Qui est Saint Nicolas?

Qui c’est, le patron ?

C’est évidemment saint Nicolas ! Saint patron des enfants, des écoliers et des étudiants, mais aussi des territoires russes et lorrains, des bateliers, des pêcheurs, des marins, des dentellières, des marchands, des flotteurs de bois et des pontonniers, des enfants de chœur, des prisonniers, des filles à marier, des prostituées et des voyageurs, une dernière fonction qu’il doit certes partager avec saint Christophe. On attribue ainsi quelques miracles à son incroyable talent pour sauver le monde des catastrophes, en particulier de la tempête et de tous les écueils qui peuvent jalonner la route des marins tant d’eau douce que salée.
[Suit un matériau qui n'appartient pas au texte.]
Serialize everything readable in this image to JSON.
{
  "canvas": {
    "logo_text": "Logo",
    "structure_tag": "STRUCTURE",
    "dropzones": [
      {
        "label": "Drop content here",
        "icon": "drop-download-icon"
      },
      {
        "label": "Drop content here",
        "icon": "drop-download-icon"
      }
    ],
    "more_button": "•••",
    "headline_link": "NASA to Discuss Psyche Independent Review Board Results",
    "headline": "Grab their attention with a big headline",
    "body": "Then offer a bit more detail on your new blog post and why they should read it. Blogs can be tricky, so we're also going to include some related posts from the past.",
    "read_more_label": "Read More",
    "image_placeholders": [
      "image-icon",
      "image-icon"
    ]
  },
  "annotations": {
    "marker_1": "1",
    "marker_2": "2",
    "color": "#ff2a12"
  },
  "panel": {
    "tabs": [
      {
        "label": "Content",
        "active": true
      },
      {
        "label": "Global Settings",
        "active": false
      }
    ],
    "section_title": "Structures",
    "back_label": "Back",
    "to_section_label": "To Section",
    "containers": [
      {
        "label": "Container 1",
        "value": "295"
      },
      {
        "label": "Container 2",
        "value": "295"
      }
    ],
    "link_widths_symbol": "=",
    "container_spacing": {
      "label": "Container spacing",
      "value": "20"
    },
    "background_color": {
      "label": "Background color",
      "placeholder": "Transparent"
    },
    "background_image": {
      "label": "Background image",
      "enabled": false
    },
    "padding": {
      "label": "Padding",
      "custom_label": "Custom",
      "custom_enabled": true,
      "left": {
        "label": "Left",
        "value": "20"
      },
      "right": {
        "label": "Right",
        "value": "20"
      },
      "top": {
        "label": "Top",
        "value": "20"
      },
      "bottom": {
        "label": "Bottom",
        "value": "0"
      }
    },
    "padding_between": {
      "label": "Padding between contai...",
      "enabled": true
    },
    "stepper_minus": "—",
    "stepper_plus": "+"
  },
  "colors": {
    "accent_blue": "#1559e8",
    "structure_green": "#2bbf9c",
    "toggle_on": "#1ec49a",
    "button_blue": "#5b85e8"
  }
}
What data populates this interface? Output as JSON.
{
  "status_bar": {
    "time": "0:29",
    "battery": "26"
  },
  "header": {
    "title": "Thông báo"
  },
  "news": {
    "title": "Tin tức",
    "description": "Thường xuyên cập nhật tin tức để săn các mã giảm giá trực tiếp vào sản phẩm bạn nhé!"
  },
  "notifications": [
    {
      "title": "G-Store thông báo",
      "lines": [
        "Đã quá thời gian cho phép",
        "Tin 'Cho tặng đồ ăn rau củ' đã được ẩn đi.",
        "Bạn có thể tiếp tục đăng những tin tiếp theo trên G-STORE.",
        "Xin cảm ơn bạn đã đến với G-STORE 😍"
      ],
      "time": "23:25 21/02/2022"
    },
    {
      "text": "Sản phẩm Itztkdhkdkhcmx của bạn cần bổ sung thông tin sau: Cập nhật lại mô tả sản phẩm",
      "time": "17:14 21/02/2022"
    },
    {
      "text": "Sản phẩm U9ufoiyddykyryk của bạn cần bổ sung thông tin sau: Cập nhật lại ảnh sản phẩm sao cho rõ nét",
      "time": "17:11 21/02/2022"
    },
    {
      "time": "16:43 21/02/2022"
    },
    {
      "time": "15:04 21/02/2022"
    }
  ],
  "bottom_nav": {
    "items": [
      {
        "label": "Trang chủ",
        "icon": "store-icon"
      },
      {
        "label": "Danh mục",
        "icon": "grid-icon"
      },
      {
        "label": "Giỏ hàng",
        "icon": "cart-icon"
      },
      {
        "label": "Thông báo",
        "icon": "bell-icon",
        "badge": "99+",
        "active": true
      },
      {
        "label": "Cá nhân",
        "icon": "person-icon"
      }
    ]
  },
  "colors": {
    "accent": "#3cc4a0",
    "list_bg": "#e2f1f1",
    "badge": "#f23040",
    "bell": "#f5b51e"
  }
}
Mais qui était Nicolas, avant d’être sanctifié ? Beaucoup d’encre a coulé à propos de cet évêque, né dans une famille chrétienne aisée vers 270 après J.-C., à Patare, en Lycie, province romaine située au sud de l’Asie mineure, plus précisément en Anatolie, sur le territoire de l’actuelle Turquie. Ses parents sont morts de la peste. Le jeune homme, qui mettait toujours un point d’honneur à aider les déshérités et les victimes d’injustice, deviendra évêque de Myre, une autre ville de Lycie, quelque 20 ou 30 années plus tard. Il participa au 1 er concile de Nicée en 325. Son parcours empreint de charité fut jalonné de nombreux épisodes valeureux où jamais le courage ne lui fit défaut. Rien d’étonnant donc si les légendes en sa faveur abondèrent en ce sens. Parmi elles, celle des trois enfants sauvés par saint Nicolas du saloir où un boucher s’apprêtait à les découper, fut sans doute la plus racontée (dans des versions qui diffèrent) et donna son sens à son titre de saint patron des enfants… même si, d’après les icônes d’époque, les bambins étaient en réalité des adultes, saint Nicolas étant toujours représenté comme extrêmement grand. D’autres confirment l’allégorie : les enfants représenteraient en fait des marins sauvés d’un naufrage, le bac du saloir représentant le bateau et le sel, la mer. L’évêque Nicolas de Myre mourut le 6 décembre 345, laissant dans son sillage les prémices d’une légende chère au cœur des enfants.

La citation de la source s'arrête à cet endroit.